As I thought it might be, Bishop Michael Curry’s sermon at Saturday’s Royal Wedding was a cracker. It divided opinions, sure, but that is a better fate than being ignored or swiftly forgotten, as normally happens. Funnily enough, the sermon got the thumbs-up from the Guardian. But then as Brendan O’Neill observed, the sermon was, like the new Duchess, very political.
Curry is “woke” when it comes to matters like gay marriage. I have not researched the matter, but I doubt there is a single issue on which he is not “progressive”; and though we do not know that much (yet) about the Duchess of Sussex’s views, we can surely hazard a guess that she is absolutely “woke” as well.

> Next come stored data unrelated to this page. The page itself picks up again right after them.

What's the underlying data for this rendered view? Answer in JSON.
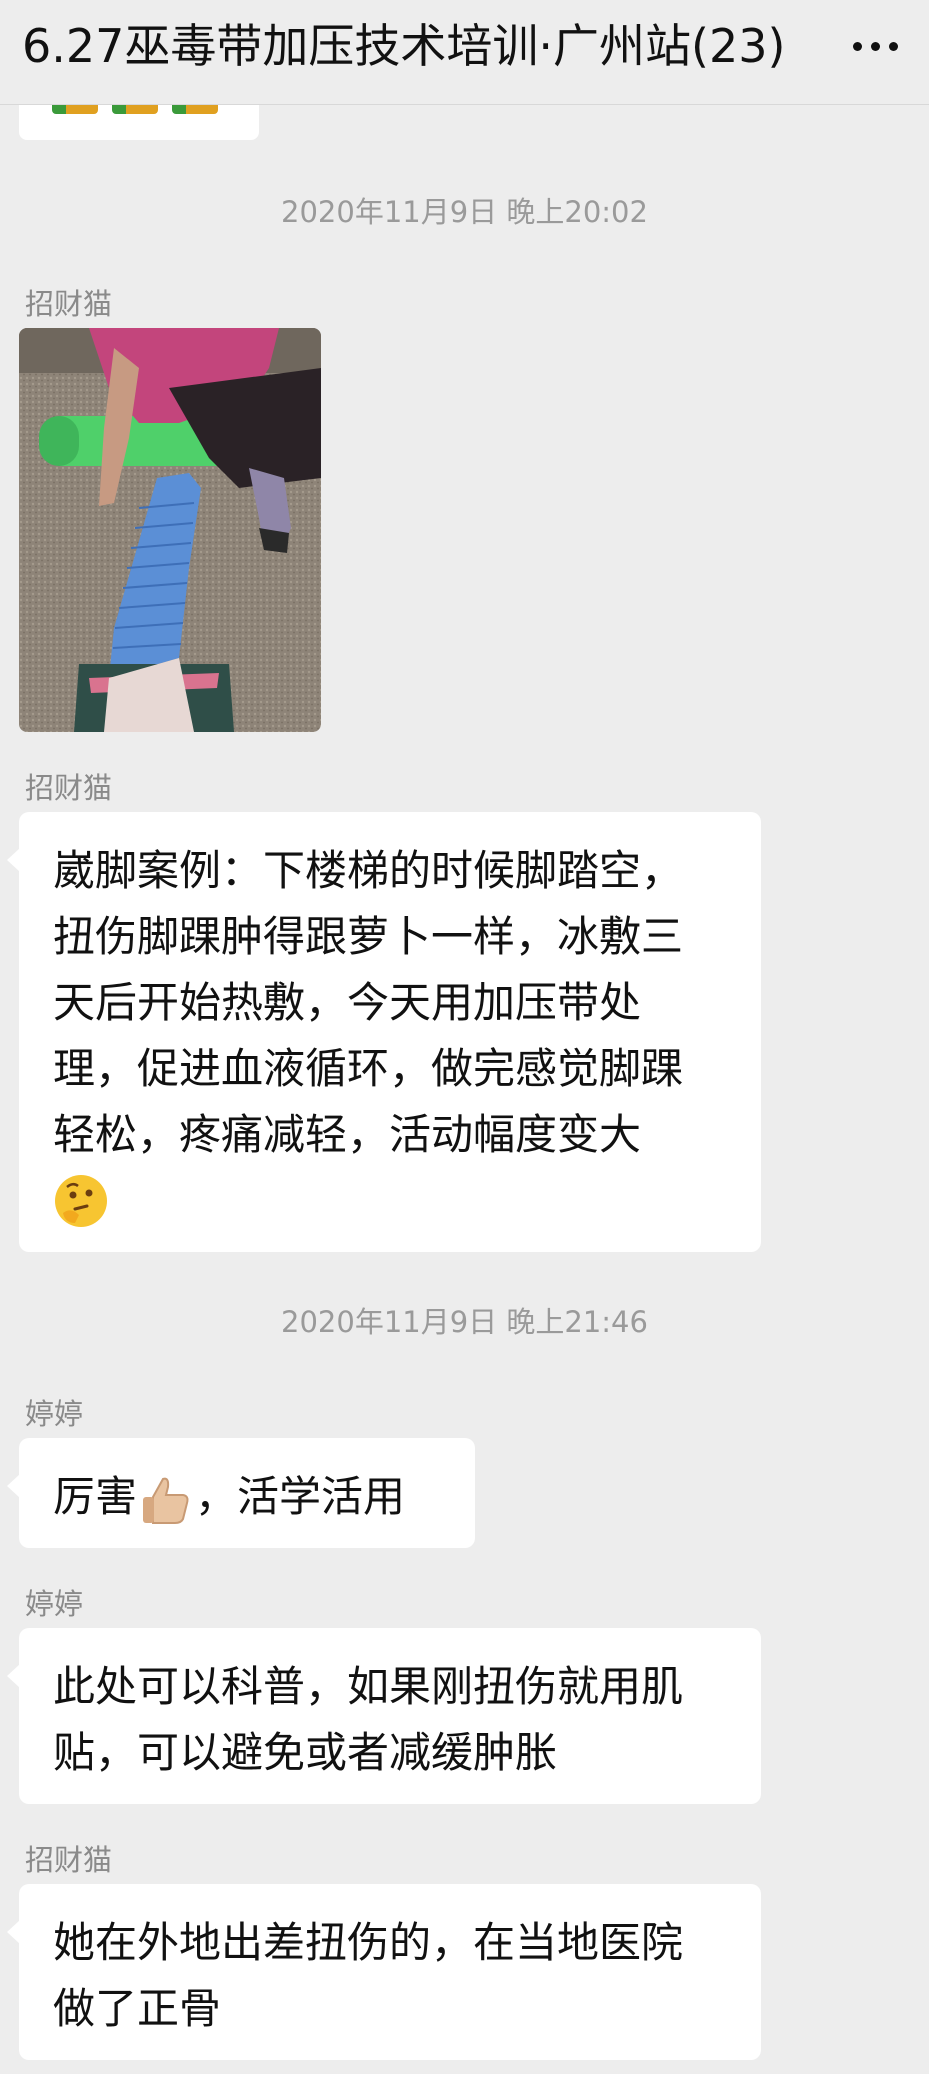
{
  "header": {
    "title": "6.27巫毒带加压技术培训·广州站(23)",
    "more_icon": "more-dots-icon"
  },
  "messages": {
    "ts1": "2020年11月9日 晚上20:02",
    "m1": {
      "sender": "招财猫"
    },
    "m2": {
      "sender": "招财猫",
      "lines": [
        "崴脚案例：下楼梯的时候脚踏空，",
        "扭伤脚踝肿得跟萝卜一样，冰敷三",
        "天后开始热敷，今天用加压带处",
        "理，促进血液循环，做完感觉脚踝",
        "轻松，疼痛减轻，活动幅度变大"
      ],
      "emoji": "thinking-face-icon"
    },
    "ts2": "2020年11月9日 晚上21:46",
    "m3": {
      "sender": "婷婷",
      "text_a": "厉害",
      "emoji": "thumbs-up-icon",
      "text_b": "，活学活用"
    },
    "m4": {
      "sender": "婷婷",
      "lines": [
        "此处可以科普，如果刚扭伤就用肌",
        "贴，可以避免或者减缓肿胀"
      ]
    },
    "m5": {
      "sender": "招财猫",
      "lines": [
        "她在外地出差扭伤的，在当地医院",
        "做了正骨"
      ]
    }
  },
  "colors": {
    "background": "#ededed",
    "bubble": "#ffffff",
    "meta_text": "#9a9a9a"
  }
}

While I appreciated the sermon – especially the way Curry made the wedding into an explicitly religious occasion, as opposed to a secular ceremony with religious ornaments – the political overtones of his sermon leave me scratching my head. For the truth is that love on its own is not enough. Listeners might have come away with the impression that human goodwill can save the world, by making poverty history and so on. That wasn’t actually his message, but listeners could have been forgive for thinking otherwise.
The world needs human goodwill, but – and this is the key point that the Church needs to keep on proclaiming – human goodwill will seriously go astray unless it has a profound understanding of God’s law. For instance, marriage is a good thing because it conforms to God’s law for the human race; and God’s law for the human race with regard to marriage is made clear to us through revealed law (the Ten Commandments), through tradition, and through natural law as well. Marriage provides us with a structure that gives form and shape to our good will; once that structure is removed, once we think goodwill alone can redeem any structure, particularly those of our own devising, then disaster usually follows.
The other thing that has to be said is the Law, natural and revealed, is part of God’s goodwill towards us, and not to be rejected as standing in the way of love. It cannot do so, for love and law have the same source, God Himself.
I imagine that Curry and myself would be poles apart on matters such as Natural Law, and God’s law in general. But there is no progress without reference to tradition and reference to law. God is love, and we find that love in tradition and law.
But let me end on a more positive note by saying that, as one born in Sussex, I am happy to have a new Duchess, however “woke” she may be.